No doubt, it is then rightly added in the next para that, “Indisputably, the society submitted application on 13/12/2019 (Annexure P-9) well before the stipulated date i.e. 31.12.2019. The application was not processed by BCI as it had decided not to grant approval to New Law Colleges for a period of three years. As the resolution passed by the BCI imposing moratorium of three years for approval of New Law Colleges/Institutes has been set aside, the BCI is duty bound to process application of the society in accordance with the 2008 Rules/circulars/guidelines etc. relevant in the context. Accordingly, respondents No. 1 and 2 are directed to process application of the society in accordance with relevant rules/circulars etc. It is made clear that it is for the BCI to decide, taking into consideration the relevant rules/circulars/guidelines etc. if the society satisfies the requirements for grant of necessary approval as this Court has not gone into the question of eligibility/non-eligibility of the society for grant of approval. However, since application of the society is pending for the past about one year, respondents No. 1 and 2 are directed to take a decision in the matter expeditiously, preferably within a period of three months from the date of receipt of certified copy of the order.”

As a corollary, it is then held that, “In view of what has been discussed hereinbefore, the petition stands disposed of in the aforesaid terms.”

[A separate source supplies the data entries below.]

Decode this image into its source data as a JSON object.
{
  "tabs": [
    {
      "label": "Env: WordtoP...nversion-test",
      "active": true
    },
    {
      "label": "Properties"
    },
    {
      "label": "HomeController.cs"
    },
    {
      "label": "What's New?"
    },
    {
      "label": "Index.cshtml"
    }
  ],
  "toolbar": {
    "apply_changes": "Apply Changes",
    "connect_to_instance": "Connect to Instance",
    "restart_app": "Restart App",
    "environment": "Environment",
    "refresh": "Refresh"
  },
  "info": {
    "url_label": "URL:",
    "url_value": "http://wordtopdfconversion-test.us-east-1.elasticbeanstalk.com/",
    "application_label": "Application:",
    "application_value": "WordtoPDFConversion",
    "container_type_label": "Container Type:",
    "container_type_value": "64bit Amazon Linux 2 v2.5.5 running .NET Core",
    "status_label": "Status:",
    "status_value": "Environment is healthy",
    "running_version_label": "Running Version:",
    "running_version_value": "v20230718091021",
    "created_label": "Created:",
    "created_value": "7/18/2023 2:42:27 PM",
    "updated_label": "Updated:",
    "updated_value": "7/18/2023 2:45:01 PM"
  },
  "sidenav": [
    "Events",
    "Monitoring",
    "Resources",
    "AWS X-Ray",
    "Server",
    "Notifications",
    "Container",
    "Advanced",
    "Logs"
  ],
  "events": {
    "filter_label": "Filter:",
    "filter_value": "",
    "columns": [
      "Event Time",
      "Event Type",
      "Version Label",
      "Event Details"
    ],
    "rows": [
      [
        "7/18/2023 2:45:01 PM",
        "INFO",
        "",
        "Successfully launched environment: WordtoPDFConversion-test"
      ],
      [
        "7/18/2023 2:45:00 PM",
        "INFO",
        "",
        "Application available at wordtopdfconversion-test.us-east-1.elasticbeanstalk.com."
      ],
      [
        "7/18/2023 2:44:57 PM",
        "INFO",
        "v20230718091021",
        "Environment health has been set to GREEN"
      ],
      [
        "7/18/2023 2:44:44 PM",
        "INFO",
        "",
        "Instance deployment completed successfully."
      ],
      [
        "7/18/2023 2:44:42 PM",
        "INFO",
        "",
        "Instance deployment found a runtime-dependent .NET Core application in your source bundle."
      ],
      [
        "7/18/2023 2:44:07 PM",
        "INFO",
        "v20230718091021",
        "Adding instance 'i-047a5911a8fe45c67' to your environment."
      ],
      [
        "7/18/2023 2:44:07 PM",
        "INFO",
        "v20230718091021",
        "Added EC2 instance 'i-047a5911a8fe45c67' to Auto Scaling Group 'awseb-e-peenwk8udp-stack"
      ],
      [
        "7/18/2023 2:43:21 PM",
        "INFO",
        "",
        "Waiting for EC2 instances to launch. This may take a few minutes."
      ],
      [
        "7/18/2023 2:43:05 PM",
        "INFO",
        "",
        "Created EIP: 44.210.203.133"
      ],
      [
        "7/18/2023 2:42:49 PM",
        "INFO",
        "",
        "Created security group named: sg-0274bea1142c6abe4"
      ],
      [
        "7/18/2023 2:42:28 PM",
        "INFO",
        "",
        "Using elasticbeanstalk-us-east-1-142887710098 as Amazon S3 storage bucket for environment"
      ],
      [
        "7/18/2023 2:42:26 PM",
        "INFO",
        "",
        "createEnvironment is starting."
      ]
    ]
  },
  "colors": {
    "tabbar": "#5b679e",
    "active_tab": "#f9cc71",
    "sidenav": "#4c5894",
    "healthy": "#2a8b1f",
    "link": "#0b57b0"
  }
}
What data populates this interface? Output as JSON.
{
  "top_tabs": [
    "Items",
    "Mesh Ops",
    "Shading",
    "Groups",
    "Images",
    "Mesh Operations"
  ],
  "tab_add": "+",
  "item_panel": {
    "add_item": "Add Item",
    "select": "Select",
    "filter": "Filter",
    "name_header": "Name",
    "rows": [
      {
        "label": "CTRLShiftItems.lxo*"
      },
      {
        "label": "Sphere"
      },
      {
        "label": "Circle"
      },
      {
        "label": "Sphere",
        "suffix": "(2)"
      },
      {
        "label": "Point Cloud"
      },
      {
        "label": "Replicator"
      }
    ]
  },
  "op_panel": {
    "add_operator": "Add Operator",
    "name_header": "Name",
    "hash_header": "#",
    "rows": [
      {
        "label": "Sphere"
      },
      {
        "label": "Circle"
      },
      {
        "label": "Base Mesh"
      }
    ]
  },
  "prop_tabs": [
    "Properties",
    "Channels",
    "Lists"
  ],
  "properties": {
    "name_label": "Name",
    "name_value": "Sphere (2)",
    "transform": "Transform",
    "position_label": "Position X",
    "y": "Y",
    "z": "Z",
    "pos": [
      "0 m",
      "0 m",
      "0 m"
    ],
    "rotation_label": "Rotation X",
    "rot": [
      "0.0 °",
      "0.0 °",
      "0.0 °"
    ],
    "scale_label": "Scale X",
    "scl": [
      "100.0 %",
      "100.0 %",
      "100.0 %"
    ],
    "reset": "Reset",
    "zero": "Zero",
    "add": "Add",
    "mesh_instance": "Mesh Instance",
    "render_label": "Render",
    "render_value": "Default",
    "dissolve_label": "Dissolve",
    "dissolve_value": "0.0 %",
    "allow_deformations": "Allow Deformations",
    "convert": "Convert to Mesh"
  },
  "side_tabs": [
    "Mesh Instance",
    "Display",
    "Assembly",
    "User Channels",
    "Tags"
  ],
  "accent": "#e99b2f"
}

Finally and far most importantly, it is then rightly and remarkably held in the last para that, “Before parting with this order, I would like to express that the BCI should seriously dilate on the issue of maintaining standard of legal education. Many new entrants in legal profession are not upto the mark in drafting of petitions or assisting the Court. Some of them are not confident enough to speak court language. The BCI may take steps to ensure practical training to Law students in its real meaning and sense. It may also examine of creating a portal or/and nodal agency to ensure compliance of BCI instructions, guidelines, 2008 Rules etc. by the centers of legal education.”

On a parting note, it may well be said that Justice Rekha Mittal of the Punjab and Haryana High Court has made it absolutely clear in her judgment that the BCI cannot impose a complete ban on opening of new colleges under the pretext of regulating legal education. What BCI can do has already been stated in detail above. The Bench of Justice Rekha Mittal also mentioned that the Council failed to mention any provision of the Advocates Act which empowers it to impose a complete ban on the establishment of any new education institute. The bottom-line of this noteworthy judgment is that the BCI has the authority to issue any circulars or guidelines to ensure that the law institutes or centres of legal education are adhering to certain standards, but it does not have the right to impose a complete ban on opening of new institutes for imparting legal education. This notable ruling has to be implemented now unless and until it is overruled by either a Division Bench or by the Supreme Court! All hinges on what course of action the BCI prefers to adopt – whether to abide by it or challenge it!